Frequently asked questions
- What does AgentMail's Free tier include?
- AgentMail Free is $0 per month with no credit card required. It includes 3 inboxes, 3,000 emails per month with a 100 emails per day hard cap, 3 GB storage, 0 custom domains (Free does not unlock custom domains), 2 team members, 3 inbox pods, 2 webhook endpoints, and both the MCP server and inbound email. SOC 2 reporting and dedicated IPs are not available on Free.
- What does the $20 Developer tier unlock?

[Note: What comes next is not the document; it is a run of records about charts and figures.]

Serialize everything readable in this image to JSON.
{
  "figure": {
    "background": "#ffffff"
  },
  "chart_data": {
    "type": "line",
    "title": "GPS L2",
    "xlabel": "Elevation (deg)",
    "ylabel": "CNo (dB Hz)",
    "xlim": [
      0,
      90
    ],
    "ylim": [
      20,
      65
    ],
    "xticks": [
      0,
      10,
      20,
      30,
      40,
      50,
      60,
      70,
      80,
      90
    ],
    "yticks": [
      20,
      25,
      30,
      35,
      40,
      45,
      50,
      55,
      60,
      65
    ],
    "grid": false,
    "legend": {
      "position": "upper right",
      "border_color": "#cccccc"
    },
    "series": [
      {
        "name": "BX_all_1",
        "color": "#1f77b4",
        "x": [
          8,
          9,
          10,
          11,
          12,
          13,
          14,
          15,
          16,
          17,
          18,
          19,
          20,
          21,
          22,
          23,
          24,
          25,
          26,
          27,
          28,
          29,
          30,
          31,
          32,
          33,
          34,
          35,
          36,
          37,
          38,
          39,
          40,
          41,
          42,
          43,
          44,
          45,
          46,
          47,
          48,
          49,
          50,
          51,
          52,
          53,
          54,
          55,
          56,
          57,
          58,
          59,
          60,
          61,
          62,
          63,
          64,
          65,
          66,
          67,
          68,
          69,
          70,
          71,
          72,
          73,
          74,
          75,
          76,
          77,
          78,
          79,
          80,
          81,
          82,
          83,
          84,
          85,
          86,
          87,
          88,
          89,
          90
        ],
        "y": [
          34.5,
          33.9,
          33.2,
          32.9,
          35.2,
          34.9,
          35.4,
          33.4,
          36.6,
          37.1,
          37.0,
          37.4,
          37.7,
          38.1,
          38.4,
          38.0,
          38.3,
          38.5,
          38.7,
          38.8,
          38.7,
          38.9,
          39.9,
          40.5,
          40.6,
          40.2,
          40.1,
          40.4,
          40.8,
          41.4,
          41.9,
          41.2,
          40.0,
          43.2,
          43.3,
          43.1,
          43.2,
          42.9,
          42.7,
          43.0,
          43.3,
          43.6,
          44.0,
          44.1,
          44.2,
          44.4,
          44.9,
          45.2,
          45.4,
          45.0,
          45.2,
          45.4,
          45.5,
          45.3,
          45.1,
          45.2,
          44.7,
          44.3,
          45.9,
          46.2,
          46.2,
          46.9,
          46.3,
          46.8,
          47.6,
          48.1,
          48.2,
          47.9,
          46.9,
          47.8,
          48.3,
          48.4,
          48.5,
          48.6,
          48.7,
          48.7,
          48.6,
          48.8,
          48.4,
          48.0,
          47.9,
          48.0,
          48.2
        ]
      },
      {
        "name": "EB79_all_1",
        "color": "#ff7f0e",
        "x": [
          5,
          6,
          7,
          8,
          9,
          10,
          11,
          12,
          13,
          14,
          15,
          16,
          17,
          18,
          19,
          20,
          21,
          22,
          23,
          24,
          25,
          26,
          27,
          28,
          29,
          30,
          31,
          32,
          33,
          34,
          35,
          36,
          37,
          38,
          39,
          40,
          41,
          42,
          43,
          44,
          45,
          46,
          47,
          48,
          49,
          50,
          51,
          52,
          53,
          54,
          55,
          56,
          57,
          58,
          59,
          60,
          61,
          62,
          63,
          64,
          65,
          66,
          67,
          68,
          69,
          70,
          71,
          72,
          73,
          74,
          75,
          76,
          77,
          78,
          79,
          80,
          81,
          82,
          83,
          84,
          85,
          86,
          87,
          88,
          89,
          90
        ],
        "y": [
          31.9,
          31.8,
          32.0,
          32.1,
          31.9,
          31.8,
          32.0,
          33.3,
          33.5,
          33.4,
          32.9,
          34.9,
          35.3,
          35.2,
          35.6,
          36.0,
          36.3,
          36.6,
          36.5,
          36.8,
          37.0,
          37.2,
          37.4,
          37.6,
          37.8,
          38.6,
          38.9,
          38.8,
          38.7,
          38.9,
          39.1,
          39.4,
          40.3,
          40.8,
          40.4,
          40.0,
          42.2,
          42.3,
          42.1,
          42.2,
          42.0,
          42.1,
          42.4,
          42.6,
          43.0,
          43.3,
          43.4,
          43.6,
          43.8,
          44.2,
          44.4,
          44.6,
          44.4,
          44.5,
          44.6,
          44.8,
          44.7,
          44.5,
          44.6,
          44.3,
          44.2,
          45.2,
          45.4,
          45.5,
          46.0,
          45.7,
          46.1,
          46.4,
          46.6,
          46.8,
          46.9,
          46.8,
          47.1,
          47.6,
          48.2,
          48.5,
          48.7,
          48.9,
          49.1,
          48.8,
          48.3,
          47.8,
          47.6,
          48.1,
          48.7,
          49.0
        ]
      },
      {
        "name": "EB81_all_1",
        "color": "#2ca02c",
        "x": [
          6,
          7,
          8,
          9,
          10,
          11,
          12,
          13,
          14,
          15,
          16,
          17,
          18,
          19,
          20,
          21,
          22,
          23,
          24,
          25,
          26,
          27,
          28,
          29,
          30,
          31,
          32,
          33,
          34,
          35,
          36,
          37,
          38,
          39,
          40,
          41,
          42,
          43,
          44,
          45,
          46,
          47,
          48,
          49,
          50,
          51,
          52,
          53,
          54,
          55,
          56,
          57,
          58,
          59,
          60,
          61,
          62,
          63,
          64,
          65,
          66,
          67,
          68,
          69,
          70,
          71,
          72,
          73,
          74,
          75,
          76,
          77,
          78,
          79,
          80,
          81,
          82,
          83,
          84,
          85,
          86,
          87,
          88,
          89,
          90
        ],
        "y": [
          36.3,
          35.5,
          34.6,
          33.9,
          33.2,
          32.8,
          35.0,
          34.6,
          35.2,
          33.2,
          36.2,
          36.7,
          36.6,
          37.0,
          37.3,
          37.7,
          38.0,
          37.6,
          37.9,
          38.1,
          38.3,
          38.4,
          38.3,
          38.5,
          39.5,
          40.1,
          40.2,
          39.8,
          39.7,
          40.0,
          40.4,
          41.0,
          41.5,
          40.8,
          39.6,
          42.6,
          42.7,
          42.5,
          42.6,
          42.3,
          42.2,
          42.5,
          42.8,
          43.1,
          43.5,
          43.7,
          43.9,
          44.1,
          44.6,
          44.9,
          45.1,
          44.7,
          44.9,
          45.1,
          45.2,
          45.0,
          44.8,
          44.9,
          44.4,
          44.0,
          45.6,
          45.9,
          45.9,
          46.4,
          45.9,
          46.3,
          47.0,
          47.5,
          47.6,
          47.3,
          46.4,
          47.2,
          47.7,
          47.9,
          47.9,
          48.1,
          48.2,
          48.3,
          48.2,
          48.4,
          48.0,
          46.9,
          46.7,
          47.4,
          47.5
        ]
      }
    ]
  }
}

- Developer at $20 per month removes the daily cap and unlocks 10 inboxes (up from 3), 10,000 emails per month (up from 3,000), 10 GB storage (up from 3 GB), 10 custom domains (up from zero), and 10 inbox pods (up from 3). MCP and inbound remain included. Team member and webhook endpoint caps stay at 2 each. There is no intermediate tier between Free and Developer, so a 4-inbox project pays the same $20 as a 10-inbox project.
- What happens if I exceed my monthly email limit?
- AgentMail does not auto-bill overages. When you hit the monthly cap, the API returns errors and sends hard-cut until you upgrade or the billing month resets. This differs from per-email transactional providers like SendGrid, Mailgun, and Postmark, which auto-bill overage at a published per-1,000 rate.
- When does AgentMail get expensive?
- AgentMail's pricing model breaks down when the workload is high-volume outbound transactional rather than multi-agent inbox. At Startup-tier per-email pricing of $0.00133 per email ($1.33 per 1,000), AgentMail is more expensive than Resend, SendGrid, Mailgun, and Amazon SES at equivalent volumes (those providers all price below $1.00 per 1,000 at the same volumes, often well below). Below 10K emails per month with 4-10 inboxes, Developer at $20/month is competitive. Below 150K emails per month with 11-150 inboxes, Startup at $200/month is competitive on per-inbox cost. Above 150K emails per month or above 150 inboxes, you hit Enterprise pricing with no published guidance.
- Is bmail.ag the same as AgentMail?
- No. bmail.ag is a completely separate company. bmail.ag offers end-to-end encrypted email (with Contacts, Calendar, and Drive) at approximately $4.95 per month. It uses Intel SGX enclaves and OPAQUE authentication, registered its domain March 11 2026, and has no affiliation with AgentMail or AI agent email infrastructure. If you searched "bmail.ag pricing" looking for AI agent email APIs, you want AgentMail or one of its alternatives.